ULASAN : – Penampilan langsung yang fantastis dari lagu-lagu dari Encanto, dipentaskan dengan cemerlang, dikoreografikan, dibawakan, dan dibawakan, lengkap dengan intro dari Lin Manuel Miranda. Semua vokalis hebat, terutama Stephanie Beatriz yang benar-benar mematikannya bersamanya penampilan “The Family Madrigal”, serta semua lagunya yang lain tentunya. Jessica Darrow juga menonjol, tapi itu mungkin karena “Surface Pressure” adalah lagu favorit saya di seluruh film. Meski begitu, sangat menyenangkan melihat hampir SEMUA pemain asli kembali ke peran yang mereka mainkan dengan sangat baik di film. Yang membawa saya ke satu-satunya kekecewaan nyata bagi saya: tidak ada John Leguizamo. Jika dia ada di sana untuk melakukan bagian Bruno, itu akan sempurna. Namun demikian, ketidakhadirannya hanyalah satu masalah kecil dalam pertunjukan bintang.
]]>ULASAN : – Catwoman: Hunted agak sia-sia karena tidak memiliki busur karakter utama, liku-liku, atau narasi nyata, tetapi ini adalah film animasi bagus yang berjalan cukup cepat untuk menjadi sederhana dan energik menyenangkan.Elizabeth Gillies memberikan kinerja memimpin yang sangat baik dan tentu saja memiliki pesona dan energi yang diperlukan untuk bermain Catwoman. Dia memiliki chemistry yang kuat dengan Stephanie Beatriz, yang merupakan Batwoman yang sangat dingin.
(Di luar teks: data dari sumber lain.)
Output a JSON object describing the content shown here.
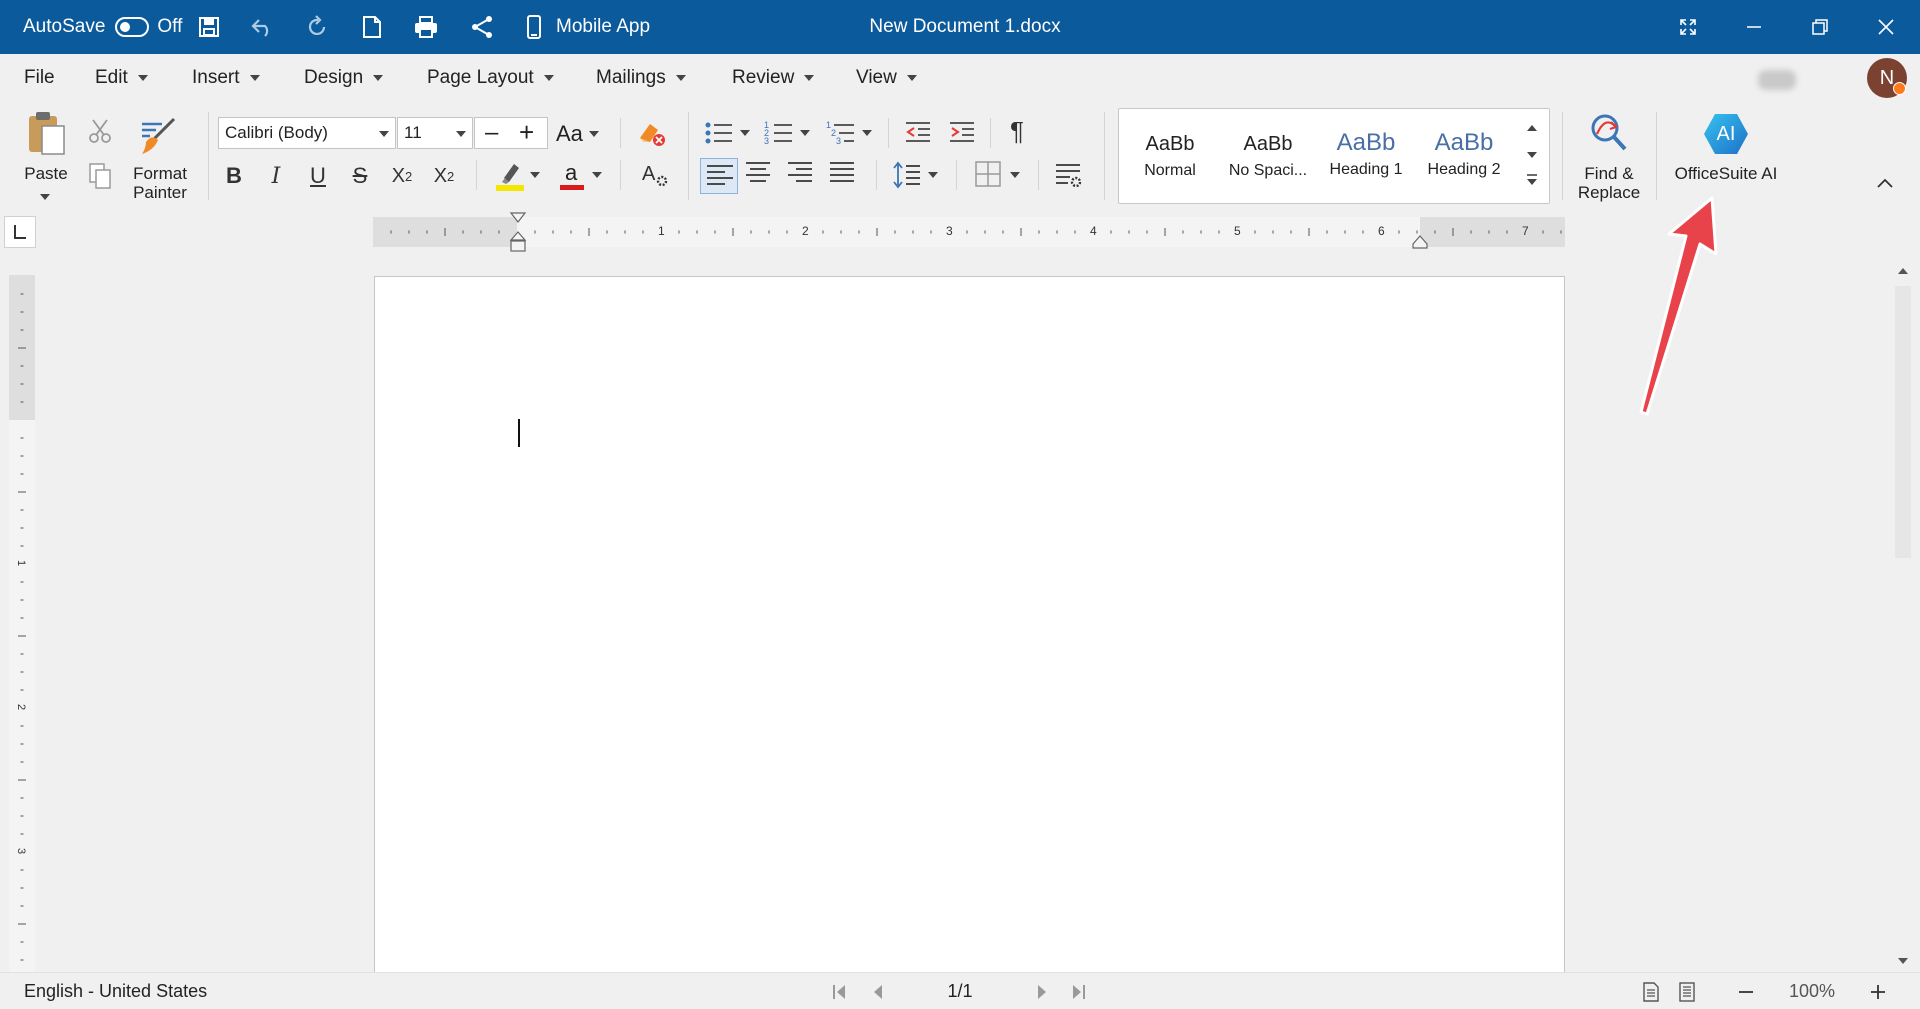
{
  "titlebar": {
    "autosave_label": "AutoSave",
    "autosave_state": "Off",
    "mobile_app_label": "Mobile App",
    "document_title": "New Document 1.docx"
  },
  "menubar": {
    "items": [
      "File",
      "Edit",
      "Insert",
      "Design",
      "Page Layout",
      "Mailings",
      "Review",
      "View"
    ],
    "avatar_initial": "N"
  },
  "ribbon": {
    "paste_label": "Paste",
    "format_painter_label": "Format\nPainter",
    "font_name": "Calibri (Body)",
    "font_size": "11",
    "case_label": "Aa",
    "styles": [
      {
        "sample": "AaBb",
        "name": "Normal"
      },
      {
        "sample": "AaBb",
        "name": "No Spaci..."
      },
      {
        "sample": "AaBb",
        "name": "Heading 1"
      },
      {
        "sample": "AaBb",
        "name": "Heading 2"
      }
    ],
    "find_replace_label": "Find &\nReplace",
    "ai_label": "OfficeSuite AI",
    "ai_icon_text": "AI"
  },
  "ruler": {
    "marks": [
      "1",
      "2",
      "3",
      "4",
      "5",
      "6",
      "7"
    ],
    "vertical_marks": [
      "1",
      "2",
      "3"
    ]
  },
  "statusbar": {
    "language": "English - United States",
    "page_indicator": "1/1",
    "zoom": "100%"
  },
  "colors": {
    "title_bar": "#0b5a9c",
    "highlight": "#f3e600",
    "font_color": "#d81b1b",
    "arrow": "#e8434a"
  }
}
Pengaruh anime dalam animasi pasti membuatnya menonjol di antara kumpulan film yang semakin ramai. Musik oleh Robert J. Kral adalah campuran tas dengan beberapa di antaranya terlalu berlebihan tetapi bagian lain cukup cocok dengan adegannya.
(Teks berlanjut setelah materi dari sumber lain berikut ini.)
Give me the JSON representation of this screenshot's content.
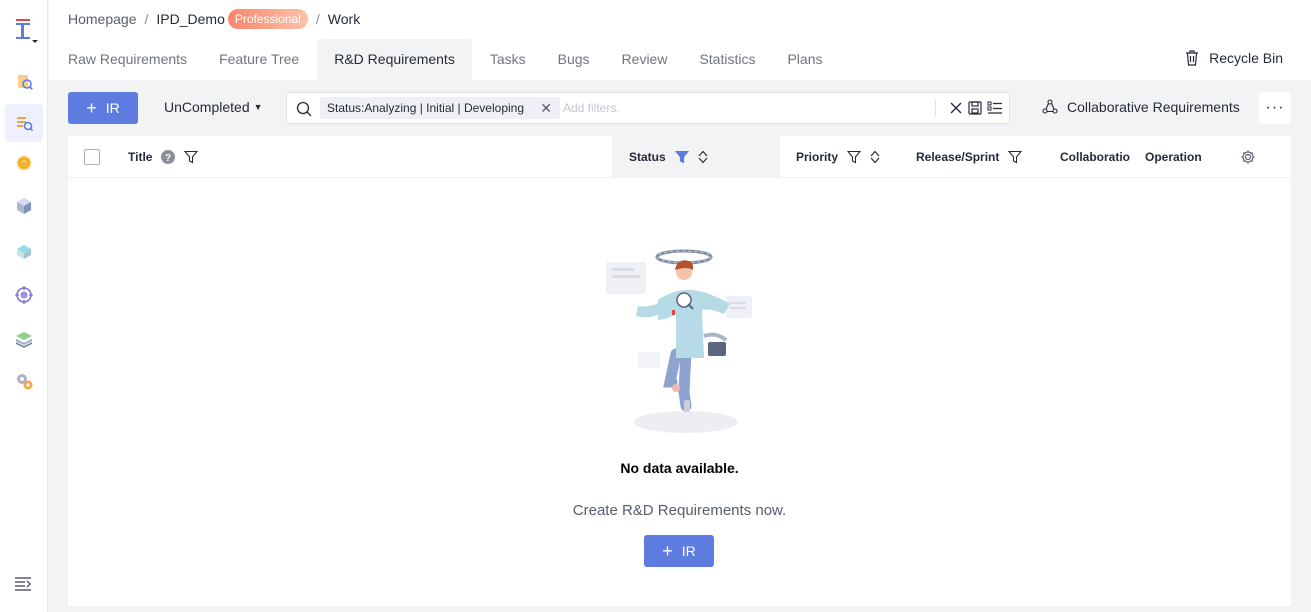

]]>ULASAN : – Entah bagaimana saya merasa film ini belum selesai. Saya melihat banyak pekerjaan hebat, dan ide bagus. Tapi ceritanya terasa belum selesai. Ini paling terlihat ketika kita memiliki titik puncak konflik di adegan terakhir babak ke-2. Dan konflik ini diselesaikan pada adegan berikutnya. Dan saya merasa bahwa cerita ini memiliki lebih banyak hal untuk dijelajahi. Saya bisa saja melihat film ini melampaui coco, dengan cerita yang lebih orisinal, tapi sayangnya.7/10: hebat tetapi memiliki potensi yang jauh lebih besar.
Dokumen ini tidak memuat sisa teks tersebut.